My blog reading habits took a political turn after I started reading Tom Hoffman’s shared feeds. I now have a folder in my reader that’s bursting every day, because as we know, one feed leads to more.

One of my new favorites is David Sirota’s blog on WorkingForChange. Sirota, according to Newsweek, is a Man with a Mission. I started paying attention when this post, Questioning the Planet’s Richest Man to his Face rolled by. Sirota said:

I got up and asked a simple one: Why does he think Montanans - or any Americans, really - should be optimistic about the economy he describes and the “good-paying” jobs he says he offers when we know that companies like Microsoft are aggressively trying to outsource more and more jobs to cheap overseas labor markets?

My question followed Gates’ regurgitation of the Great Education Myth (aka. the myth that all a state like Montana needs to do is better educate its workforce in order to compete). Using what I learned when researching my recent San Francisco Chronicle column (which is a prelude to a section of my new book out in 2008), I specifically cited a series of articles (here and here, for example) in which the group WashTech uncovered official Microsoft documents proving that the company is telling middle management to look to outsource as much high-tech work as possible.

There’s a convergence of thought around the idea that public funding allocations are being directed by business interests who’ve got a foot in the door in DC, coming in loud and clear from a variety of sources. The idea goes back to Eisenhower’s caution about the military industrial complex. Take this Truthdig artcle, for example, which features a four minute video by Robert Greenwald that documents war profiteering in Iraq.

Applying the concept to education policy, Mike Klonsky shares how Checker Finn bragged about using the US Dept. of Education to facilitate political cronyism with an ends-justifies-the-means argument for promoting specific education products and services suppliers.

Ken Goodman explains that creating a “scientific” definition of reading makes it easier to direct public money to certain suppliers.

Gerald Bracey makes the case that school failure is good for business:

So why does the government continue to report such misleading information? The “Leaders and Laggards” report illustrates why: The numbers are useful as scare techniques. If you can batter people into believing the schools are in awful shape, you can make them anxious about their future — and you can control them.

In the 1980s, the “schools suck” bloc used such numbers to make us fearful that Japan, now emerging from a 15-year period of recession and stagnation, was going to take our markets; today, India and China play the role of economic ogres.

Recently, Zbigniew Brzezinski wrote in The Post that constant references to a “war on terror” “stimulated the emergence of a culture of fear. Fear obscures reason, intensifies emotions and makes it easier for demagogic politicians to mobilize the public on behalf of policies they want to pursue.” Happens all the time in education. The most recent phony alarm comes from Eli Broad and Bill Gates, who are putting up $60 million hoping to “wake up the American people.” If the fear-mongers can scare you sufficiently (how many times have you heard the phrase “failing schools” in the past five years?), you might permit them to do to your public schools things you would otherwise never allow.

Stephen Krashen sees the Democrats as pawns in the game, and Michael Green published an apocalyptic rant, One Day You’re Gonna Wake Up, that less poetically reminds me of part II in Alan Ginsberg’s Howl.

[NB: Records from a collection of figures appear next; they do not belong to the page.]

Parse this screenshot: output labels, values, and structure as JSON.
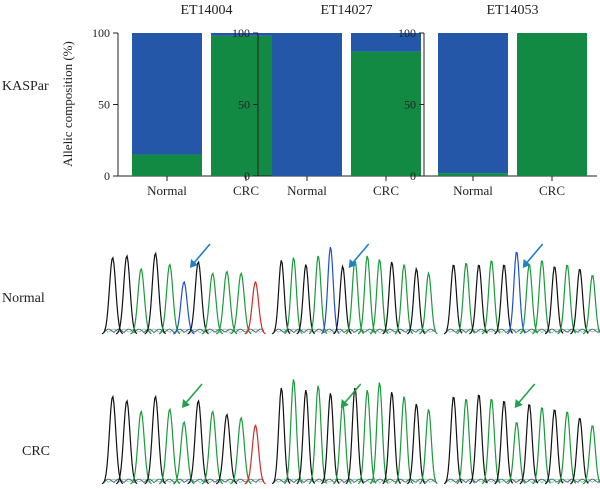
{
  "row_labels": {
    "kaspar": "KASPar",
    "normal": "Normal",
    "crc": "CRC"
  },
  "ylabel": "Allelic composition (%)",
  "colors": {
    "allele_blue": "#2457a8",
    "allele_green": "#138a44",
    "trace_black": "#111111",
    "trace_green": "#1a9a3c",
    "trace_blue": "#1f4fd0",
    "trace_red": "#d22b2b",
    "arrow_blue": "#1f7fc8",
    "arrow_green": "#22a34a"
  },
  "chart_data": [
    {
      "type": "bar",
      "title": "ET14004",
      "categories": [
        "Normal",
        "CRC"
      ],
      "series": [
        {
          "values": [
            15,
            98
          ]
        },
        {
          "values": [
            85,
            2
          ]
        }
      ],
      "ylim": [
        0,
        100
      ],
      "yticks": [
        0,
        50,
        100
      ]
    },
    {
      "type": "bar",
      "title": "ET14027",
      "categories": [
        "Normal",
        "CRC"
      ],
      "series": [
        {
          "values": [
            0,
            87
          ]
        },
        {
          "values": [
            100,
            13
          ]
        }
      ],
      "ylim": [
        0,
        100
      ],
      "yticks": [
        0,
        50,
        100
      ]
    },
    {
      "type": "bar",
      "title": "ET14053",
      "categories": [
        "Normal",
        "CRC"
      ],
      "series": [
        {
          "values": [
            2,
            100
          ]
        },
        {
          "values": [
            98,
            0
          ]
        }
      ],
      "ylim": [
        0,
        100
      ],
      "yticks": [
        0,
        50,
        100
      ]
    }
  ],
  "chromatograms": [
    {
      "row": "normal",
      "sample": "ET14004",
      "arrow": "blue",
      "peaks": [
        [
          "k",
          0.88
        ],
        [
          "k",
          0.9
        ],
        [
          "g",
          0.75
        ],
        [
          "k",
          0.93
        ],
        [
          "g",
          0.8
        ],
        [
          "b",
          0.6
        ],
        [
          "k",
          0.83
        ],
        [
          "g",
          0.7
        ],
        [
          "g",
          0.72
        ],
        [
          "g",
          0.7
        ],
        [
          "r",
          0.6
        ]
      ]
    },
    {
      "row": "normal",
      "sample": "ET14027",
      "arrow": "blue",
      "peaks": [
        [
          "k",
          0.85
        ],
        [
          "g",
          0.88
        ],
        [
          "k",
          0.8
        ],
        [
          "g",
          0.9
        ],
        [
          "b",
          1.0
        ],
        [
          "k",
          0.78
        ],
        [
          "g",
          0.85
        ],
        [
          "g",
          0.9
        ],
        [
          "g",
          0.86
        ],
        [
          "k",
          0.83
        ],
        [
          "g",
          0.8
        ],
        [
          "k",
          0.75
        ],
        [
          "g",
          0.7
        ]
      ]
    },
    {
      "row": "normal",
      "sample": "ET14053",
      "arrow": "blue",
      "peaks": [
        [
          "k",
          0.8
        ],
        [
          "g",
          0.82
        ],
        [
          "k",
          0.8
        ],
        [
          "g",
          0.85
        ],
        [
          "k",
          0.8
        ],
        [
          "b",
          0.95
        ],
        [
          "g",
          0.8
        ],
        [
          "g",
          0.85
        ],
        [
          "k",
          0.78
        ],
        [
          "g",
          0.8
        ],
        [
          "k",
          0.75
        ],
        [
          "g",
          0.68
        ]
      ]
    },
    {
      "row": "crc",
      "sample": "ET14004",
      "arrow": "green",
      "peaks": [
        [
          "k",
          0.82
        ],
        [
          "k",
          0.78
        ],
        [
          "g",
          0.68
        ],
        [
          "k",
          0.82
        ],
        [
          "g",
          0.7
        ],
        [
          "g",
          0.58
        ],
        [
          "k",
          0.78
        ],
        [
          "g",
          0.68
        ],
        [
          "k",
          0.65
        ],
        [
          "g",
          0.62
        ],
        [
          "r",
          0.55
        ]
      ]
    },
    {
      "row": "crc",
      "sample": "ET14027",
      "arrow": "green",
      "peaks": [
        [
          "k",
          0.9
        ],
        [
          "g",
          0.98
        ],
        [
          "k",
          0.88
        ],
        [
          "g",
          0.92
        ],
        [
          "k",
          0.85
        ],
        [
          "g",
          0.75
        ],
        [
          "k",
          0.9
        ],
        [
          "g",
          0.88
        ],
        [
          "g",
          0.95
        ],
        [
          "k",
          0.86
        ],
        [
          "g",
          0.82
        ],
        [
          "k",
          0.75
        ],
        [
          "g",
          0.7
        ]
      ]
    },
    {
      "row": "crc",
      "sample": "ET14053",
      "arrow": "green",
      "peaks": [
        [
          "k",
          0.82
        ],
        [
          "g",
          0.8
        ],
        [
          "k",
          0.84
        ],
        [
          "g",
          0.8
        ],
        [
          "k",
          0.78
        ],
        [
          "g",
          0.58
        ],
        [
          "k",
          0.75
        ],
        [
          "g",
          0.72
        ],
        [
          "k",
          0.7
        ],
        [
          "g",
          0.68
        ],
        [
          "k",
          0.62
        ],
        [
          "g",
          0.55
        ]
      ]
    }
  ]
}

Back to Sirota, commenting on the state of journalism today,

I went to journalism school because I thought journalism was about sifting through the B.S. in order to challenge power and hold the Establishment accountable. Bill Moyers and the folks I’ve gotten to know at McClatchy Newspapers who Moyers highlights show that that long tradition still exists. But the fact that they are such rare exceptions to the rule also show that the incentive system in journalism today is to reward not the people who challenge power, but the people who worship it.

At the moment, the media/government version of “school failure,” as indexed by test scores, doesn’t bother me as much as the achievement gap that’s measured by poverty, unemployment, health, and incarceration statistics, which is a big concern. And the way those issues are taken for granted by corporate media is particularly galling.

Reading on the web gives me a chance to see what’s happening at a distance in a way that isn’t possible from watching TV or reading the newspaper. The variety of voices and points of view on virtually any topic allows me to connect public policy to problems in teaching in answer to my own questions and not someone else’s editorial whims. Charles Wright Mills called this an exercise of the sociological imagination, which “stresses being able to connect individual experiences and societal relationships”.

I feel like a conspiracy theorist sometimes. I’m not a pundit, just a schoolteacher trying to make sense of the world, and I know I’ve got a lot to learn. This post is an example of the things that have grabbed my attention lately. Thanks to the real political journalists out there.